Five Ways to Your Advertising Can Get You Into Trouble

What is advertising? For many contractors, their advertising plan includes classified listings, websites, television and radio. But did you know that virtually anything with your name on it is considered “advertising” by the CSLB? Things like business cards, contract proposals, vehicle lettering, signage, brochure, flyers, and any directory or listing that implies that you are a contractor looking for the kind of work that requires a contractor’s license. Make sure your advertising avoids these common pitfalls.

Inadequate Vehicle Signage
Plumbing, electrical sign, and well-drilling contractors must display their business name, permanent business address and license number on both sides of every business vehicle in letters at least 1 1/2 inches high.

All other contractors must display their business names and contractor’s license numbers on every one of their commercially registered vehicles. The name and number must be in a clearly visible location in letters at least 3/4 inch high and wide.

Contractors engaged in interstate contracting can ask the CSLB Registrar for an exemption from the requirement to put their California contractor’s license number on trucks and vehicles

Advertising for Work You’re Not Licensed to Do
Business & Professions Code section 7027.1 prohibits licensed contractors from advertising for construction work outside of areas for which they are licensed. For example, a masonry contractor who advertises to do electrical work can be charged with a misdemeanor—unless he or she also has a C-10 license. (An exception to this provision permits licensed “A” and “B” contractors to advertise as general contractors.)

Advertising That You Are “Bonded”
Contractors are forbidden by law from putting in their “advertising, soliciting or other presentments to the public,” the fact that they are bonded. Such a statement could lead the public to believe there is a higher level of protection provided to them by the bonding procedure than might be the case. This provision is designed to prevent such misunderstandings.

Advertising as an “Owner-Builder”
Business & Professions Code section 7027 also prevents owner-builders and others exempted from the licensing provisions of the Contractors License Law from advertising illegally.

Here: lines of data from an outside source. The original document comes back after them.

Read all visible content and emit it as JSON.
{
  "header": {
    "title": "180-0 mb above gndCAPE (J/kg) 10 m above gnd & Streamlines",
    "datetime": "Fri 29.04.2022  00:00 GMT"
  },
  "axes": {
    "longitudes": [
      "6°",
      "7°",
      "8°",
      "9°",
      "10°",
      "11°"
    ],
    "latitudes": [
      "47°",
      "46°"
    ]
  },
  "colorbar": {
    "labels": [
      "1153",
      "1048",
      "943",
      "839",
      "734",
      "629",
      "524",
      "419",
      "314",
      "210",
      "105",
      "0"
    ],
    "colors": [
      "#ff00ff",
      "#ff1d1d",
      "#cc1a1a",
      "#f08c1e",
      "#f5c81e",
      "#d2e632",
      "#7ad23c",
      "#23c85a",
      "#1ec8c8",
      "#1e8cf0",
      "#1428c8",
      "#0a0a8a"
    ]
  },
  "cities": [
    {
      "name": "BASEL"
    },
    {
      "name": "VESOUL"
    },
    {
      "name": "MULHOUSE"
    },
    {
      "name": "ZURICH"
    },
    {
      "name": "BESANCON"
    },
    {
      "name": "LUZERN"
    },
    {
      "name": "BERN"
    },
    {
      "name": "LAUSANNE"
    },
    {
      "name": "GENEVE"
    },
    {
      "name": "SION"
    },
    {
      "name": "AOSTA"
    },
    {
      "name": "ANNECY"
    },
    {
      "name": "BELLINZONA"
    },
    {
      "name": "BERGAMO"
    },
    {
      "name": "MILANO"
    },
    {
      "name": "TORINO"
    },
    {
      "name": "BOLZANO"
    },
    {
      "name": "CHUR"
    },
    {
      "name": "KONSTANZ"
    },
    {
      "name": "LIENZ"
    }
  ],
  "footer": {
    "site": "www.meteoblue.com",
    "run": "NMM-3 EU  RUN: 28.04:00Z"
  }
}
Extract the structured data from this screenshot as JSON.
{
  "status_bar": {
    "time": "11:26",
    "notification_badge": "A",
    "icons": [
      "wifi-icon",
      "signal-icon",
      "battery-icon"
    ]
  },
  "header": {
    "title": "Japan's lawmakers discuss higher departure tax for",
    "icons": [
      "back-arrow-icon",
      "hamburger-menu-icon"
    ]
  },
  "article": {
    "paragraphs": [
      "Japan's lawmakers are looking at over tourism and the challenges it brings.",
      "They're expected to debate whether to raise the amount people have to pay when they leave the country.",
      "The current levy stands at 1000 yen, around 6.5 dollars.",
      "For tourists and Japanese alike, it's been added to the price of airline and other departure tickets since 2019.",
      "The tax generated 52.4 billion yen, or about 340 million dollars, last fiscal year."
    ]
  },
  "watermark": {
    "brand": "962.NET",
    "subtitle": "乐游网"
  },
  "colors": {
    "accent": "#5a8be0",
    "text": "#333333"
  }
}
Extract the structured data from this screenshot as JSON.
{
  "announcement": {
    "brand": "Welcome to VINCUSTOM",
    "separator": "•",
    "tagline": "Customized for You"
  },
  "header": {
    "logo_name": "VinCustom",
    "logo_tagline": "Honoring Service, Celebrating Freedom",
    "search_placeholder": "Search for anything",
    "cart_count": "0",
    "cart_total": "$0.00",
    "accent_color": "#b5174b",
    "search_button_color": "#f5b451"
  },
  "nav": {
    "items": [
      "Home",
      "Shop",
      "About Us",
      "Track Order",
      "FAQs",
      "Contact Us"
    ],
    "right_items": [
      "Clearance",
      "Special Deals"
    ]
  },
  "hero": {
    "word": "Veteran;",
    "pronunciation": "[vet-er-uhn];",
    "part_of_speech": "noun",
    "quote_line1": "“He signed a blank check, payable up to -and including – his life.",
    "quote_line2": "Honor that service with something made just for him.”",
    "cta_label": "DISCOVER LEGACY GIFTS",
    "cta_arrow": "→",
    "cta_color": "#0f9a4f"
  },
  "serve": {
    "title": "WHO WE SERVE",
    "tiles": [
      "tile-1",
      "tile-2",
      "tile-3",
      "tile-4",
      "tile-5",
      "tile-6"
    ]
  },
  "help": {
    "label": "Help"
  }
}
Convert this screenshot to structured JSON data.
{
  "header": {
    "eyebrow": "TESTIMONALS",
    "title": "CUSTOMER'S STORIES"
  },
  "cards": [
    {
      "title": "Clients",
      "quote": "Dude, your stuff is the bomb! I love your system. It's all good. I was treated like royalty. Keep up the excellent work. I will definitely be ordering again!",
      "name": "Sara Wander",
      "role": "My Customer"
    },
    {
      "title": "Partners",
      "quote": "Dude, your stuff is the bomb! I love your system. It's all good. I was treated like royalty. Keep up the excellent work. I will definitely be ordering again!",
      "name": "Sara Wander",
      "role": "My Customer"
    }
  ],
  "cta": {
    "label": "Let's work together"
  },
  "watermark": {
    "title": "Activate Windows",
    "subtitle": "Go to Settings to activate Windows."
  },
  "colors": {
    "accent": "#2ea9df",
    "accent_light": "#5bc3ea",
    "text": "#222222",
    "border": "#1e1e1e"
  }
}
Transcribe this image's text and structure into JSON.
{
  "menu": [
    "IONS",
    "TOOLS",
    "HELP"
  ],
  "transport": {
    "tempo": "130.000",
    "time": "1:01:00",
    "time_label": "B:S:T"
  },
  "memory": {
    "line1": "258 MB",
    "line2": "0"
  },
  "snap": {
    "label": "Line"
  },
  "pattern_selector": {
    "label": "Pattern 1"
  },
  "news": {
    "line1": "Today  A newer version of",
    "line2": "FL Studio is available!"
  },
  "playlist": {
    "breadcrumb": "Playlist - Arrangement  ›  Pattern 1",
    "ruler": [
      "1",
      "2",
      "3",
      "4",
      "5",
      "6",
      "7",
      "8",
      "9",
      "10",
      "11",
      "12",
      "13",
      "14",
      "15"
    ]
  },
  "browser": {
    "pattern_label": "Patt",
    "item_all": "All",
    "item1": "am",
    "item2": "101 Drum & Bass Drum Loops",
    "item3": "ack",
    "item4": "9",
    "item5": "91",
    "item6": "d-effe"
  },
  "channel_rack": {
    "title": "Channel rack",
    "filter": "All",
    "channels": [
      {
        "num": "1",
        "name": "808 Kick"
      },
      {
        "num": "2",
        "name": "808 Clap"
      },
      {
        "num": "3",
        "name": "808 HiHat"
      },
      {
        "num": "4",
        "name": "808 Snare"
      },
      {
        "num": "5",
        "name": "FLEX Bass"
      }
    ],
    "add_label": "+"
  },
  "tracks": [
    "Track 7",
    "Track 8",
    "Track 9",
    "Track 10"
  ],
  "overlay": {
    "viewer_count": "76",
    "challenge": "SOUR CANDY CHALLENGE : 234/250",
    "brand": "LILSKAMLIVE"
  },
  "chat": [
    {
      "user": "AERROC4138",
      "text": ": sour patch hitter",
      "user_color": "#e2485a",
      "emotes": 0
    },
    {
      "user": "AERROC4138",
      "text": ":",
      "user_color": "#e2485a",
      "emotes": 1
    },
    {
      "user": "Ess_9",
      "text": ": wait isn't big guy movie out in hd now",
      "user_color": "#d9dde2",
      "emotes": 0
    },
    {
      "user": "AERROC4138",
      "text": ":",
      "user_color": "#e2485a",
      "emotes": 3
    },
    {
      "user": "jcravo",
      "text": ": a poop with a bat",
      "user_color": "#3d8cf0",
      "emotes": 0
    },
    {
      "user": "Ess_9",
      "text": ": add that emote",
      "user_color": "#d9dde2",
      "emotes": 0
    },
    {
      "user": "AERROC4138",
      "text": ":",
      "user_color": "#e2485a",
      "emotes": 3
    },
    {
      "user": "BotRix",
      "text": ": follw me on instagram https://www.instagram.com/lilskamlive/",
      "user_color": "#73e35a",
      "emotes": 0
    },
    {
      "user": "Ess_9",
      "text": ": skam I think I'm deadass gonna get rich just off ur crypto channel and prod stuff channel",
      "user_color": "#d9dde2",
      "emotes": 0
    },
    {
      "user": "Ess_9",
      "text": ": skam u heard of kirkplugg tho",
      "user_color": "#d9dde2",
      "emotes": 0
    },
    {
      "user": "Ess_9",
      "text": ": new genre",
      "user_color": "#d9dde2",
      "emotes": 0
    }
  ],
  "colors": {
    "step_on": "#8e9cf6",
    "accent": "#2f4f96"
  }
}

If they employ any sign, card, classified ad, directory or other device to specify or imply to the public that they are contractors or are looking to do “construction or work of improvement,” such advertising will make them subject to the same legal provisions as licensed contractors.

Advertising When You Don’t Hold a Valid Contractor’s License
Like legitimate contractors, unlicensed operators sometimes use advertising to find new clients. Ads without license numbers or with numbers that are not issued by the CSLB are frequently used by the Board to identify the targets of stings, because these ads are usually placed by unlicensed individuals requesting or looking for the kind of work that requires a contractor’s license.

The CSLB and other enforcement agencies use two sections of the law (Business & Professions Code sections 7027.1 and 7099.10) to take legal action against unlicensed contractors and, on occasion, against licensed contractors advertising illegally.